Pasti, karena hubungan yang terjalin tidak seidealnya sebuah pertemanan
berlangsung. Alhasil dari kejadian tersebut yang kerap kali berulang, saya
memutuskan bagaimana caranya untuk menghindar dari salah satu teman yang tidak
mungkin saya sebutkan namanya tersebut. Secara nurani memang saya merasa
bersalah, tetapi demi kesehatan dan ketenangan pikiran meninggalkan adalah
tindakan yang saya putuskan. Awalnya sebelum menghindar dan meninggalkannya,
saya sempat beberapa kali mencari solusi untuk mengatasi kondisi buruk lingkar
pertemanan tersebut. Salah satunya dengan melakukan obrolan kecil untuk
memberikan penjelasan bahwa pertemanan tidak se-transaksional itu dan saya
sedikit menceritakan bahwa tidak selamanya kondisi saya sanggup untuk membantu
dan memenuhi keinginan serta kebutuhannya. Tetapi sialnya, tingkahnya tetap
saja berulang. Akhirnya berada pada
hasil yang sama, yaitu memutuskan dengan perlahan untuk tidak lagi melakukan
komunikasi dengan dia, baik secara maya maupun secara nyata.
Dalam menghindari
hubungan yang toxic, memang setiap individu pasti memiliki caranya
tersendiri yang menurutnya benar. Tetapi upaya tersebutlah yang saya lakukan
untuk menghindari hubungan yang toxic dalam pertemanan (toxic
friendship). Dan sekarang saya merasa bersyukur bisa lepas dan tidak lagi
merasa terganggu oleh pertemanan demikian. Dari kejadian tersebut, saya
mendapat manfaat positif khususnya bagi diri saya sendiri untuk selalu berusaha
mempertimbangkan apakah perilaku atau tindakan saya merugikan teman saya atau
tidak.

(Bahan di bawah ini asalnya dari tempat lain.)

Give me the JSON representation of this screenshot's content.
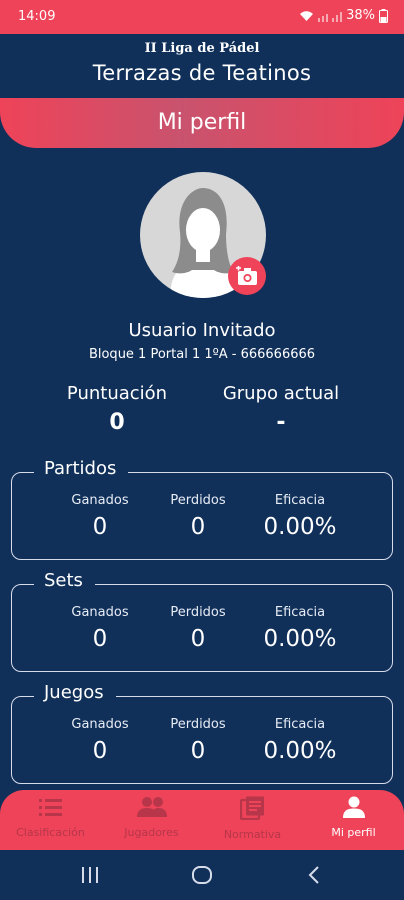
{
  "status": {
    "time": "14:09",
    "battery": "38%"
  },
  "header": {
    "subtitle": "II Liga de Pádel",
    "title": "Terrazas de Teatinos"
  },
  "page": {
    "title": "Mi perfil"
  },
  "user": {
    "name": "Usuario Invitado",
    "address": "Bloque 1 Portal 1 1ºA - 666666666"
  },
  "stats": {
    "score_label": "Puntuación",
    "score_value": "0",
    "group_label": "Grupo actual",
    "group_value": "-"
  },
  "cards": [
    {
      "title": "Partidos",
      "won_label": "Ganados",
      "won": "0",
      "lost_label": "Perdidos",
      "lost": "0",
      "eff_label": "Eficacia",
      "eff": "0.00%"
    },
    {
      "title": "Sets",
      "won_label": "Ganados",
      "won": "0",
      "lost_label": "Perdidos",
      "lost": "0",
      "eff_label": "Eficacia",
      "eff": "0.00%"
    },
    {
      "title": "Juegos",
      "won_label": "Ganados",
      "won": "0",
      "lost_label": "Perdidos",
      "lost": "0",
      "eff_label": "Eficacia",
      "eff": "0.00%"
    }
  ],
  "nav": [
    {
      "label": "Clasificación",
      "icon": "list-icon"
    },
    {
      "label": "Jugadores",
      "icon": "people-icon"
    },
    {
      "label": "Normativa",
      "icon": "document-icon"
    },
    {
      "label": "Mi perfil",
      "icon": "person-icon",
      "active": true
    }
  ],
  "colors": {
    "accent": "#ee4358",
    "background": "#10305a"
  }
}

Karena saya tidak mau siapapun yang menjalin pertemanan dengan saya
merasa dirinya berada pada lingkar pertemanan yang toxic seperti yang
pernah saya alami. Selalu ‘ngaji’ diri, bisa jadi apa yang kita lakukan
berdampak buruk bagi lingkungan pertemanan yang kita jalin. Ngaji diri melalui
perenungan serta pertimbangan mengenai perilaku dan tindakan
kita, nantinya akan mampu menciptakan suatu hubungan yang sehat dan tentu dapat
saling memberikan manfaat positif di dalam pertemanan.
“Manusia adalah serigala bagi sesamanya..” – Plautus.